In patients presenting to an emergency department (ED) after a witnessed episode of VF, the prognosis for morbidity and mortality can be determined by calculating the cardiac arrest score, developed by Thompson and McCullough.  This score is based on systolic blood pressure, time from loss of consciousness to return of spontaneous circulation, and neurologic responsiveness. (See Clinical Presentation for details.)
Even under ideal circumstances, however, only an estimated 20% of persons who have out-of-hospital cardiac arrest survive to hospital discharge. In a study of out-of-hospital cardiac arrest survival in New York City, only 1.4% of patients survived to hospital discharge.  On the other hand, studies in suburban and rural areas have indicated survival rates of up to 35%. 
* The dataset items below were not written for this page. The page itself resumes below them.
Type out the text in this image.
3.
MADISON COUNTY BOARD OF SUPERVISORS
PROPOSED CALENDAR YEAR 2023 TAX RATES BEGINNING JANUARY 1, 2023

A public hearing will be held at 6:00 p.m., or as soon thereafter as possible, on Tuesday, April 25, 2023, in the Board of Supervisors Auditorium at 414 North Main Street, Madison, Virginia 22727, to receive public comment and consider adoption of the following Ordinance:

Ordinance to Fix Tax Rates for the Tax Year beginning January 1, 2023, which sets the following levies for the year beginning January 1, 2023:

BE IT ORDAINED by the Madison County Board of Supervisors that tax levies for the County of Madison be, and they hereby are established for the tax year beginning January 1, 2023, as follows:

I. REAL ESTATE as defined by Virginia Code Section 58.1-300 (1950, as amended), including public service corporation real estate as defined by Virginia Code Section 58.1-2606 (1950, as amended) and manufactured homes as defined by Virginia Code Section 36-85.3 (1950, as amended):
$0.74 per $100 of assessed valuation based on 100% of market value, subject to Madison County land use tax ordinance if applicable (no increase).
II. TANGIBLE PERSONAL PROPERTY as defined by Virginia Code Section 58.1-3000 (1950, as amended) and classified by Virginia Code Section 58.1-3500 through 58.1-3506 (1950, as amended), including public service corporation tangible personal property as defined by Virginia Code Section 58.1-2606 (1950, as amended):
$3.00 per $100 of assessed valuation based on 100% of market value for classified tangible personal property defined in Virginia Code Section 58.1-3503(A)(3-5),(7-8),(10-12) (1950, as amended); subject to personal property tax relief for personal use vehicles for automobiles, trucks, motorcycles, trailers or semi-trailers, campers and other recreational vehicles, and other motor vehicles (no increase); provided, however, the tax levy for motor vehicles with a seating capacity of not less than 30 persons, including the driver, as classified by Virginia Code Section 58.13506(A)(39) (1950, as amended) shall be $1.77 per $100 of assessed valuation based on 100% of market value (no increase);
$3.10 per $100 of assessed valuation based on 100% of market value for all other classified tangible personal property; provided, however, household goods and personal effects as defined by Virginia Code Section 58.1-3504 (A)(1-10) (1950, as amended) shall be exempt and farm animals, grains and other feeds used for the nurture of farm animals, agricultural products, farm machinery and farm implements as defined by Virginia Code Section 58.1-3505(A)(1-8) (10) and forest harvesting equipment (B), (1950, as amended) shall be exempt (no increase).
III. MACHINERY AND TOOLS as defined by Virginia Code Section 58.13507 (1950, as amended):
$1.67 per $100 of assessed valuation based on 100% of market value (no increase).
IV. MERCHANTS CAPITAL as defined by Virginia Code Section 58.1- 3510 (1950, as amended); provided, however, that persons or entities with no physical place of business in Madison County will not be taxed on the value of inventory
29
Routine coronary angiography, with percutaneous coronary intervention (PCI), if indicated, along with mild therapeutic hypothermia (core temperature of 32-34°C for 24 hours), may favorably alter the prognosis of resuscitated patients with stable hemodynamics after out-of-hospital cardiac arrest.  In a retrospective study of cardiac arrest survivors, 65.6% of patients who underwent early coronary angiography survived to hospital discharge, compared with 48.6% of those who did not receive coronary angiography. 
A major adverse outcome from VF episodes is anoxic encephalopathy, which occurs in 30-80% of patients. A study conducted in Minnesota on all adult survivors of out-of-hospital VF-related cardiac arrest from 1990-2008 found that long-term survivors had long-term memory deficits.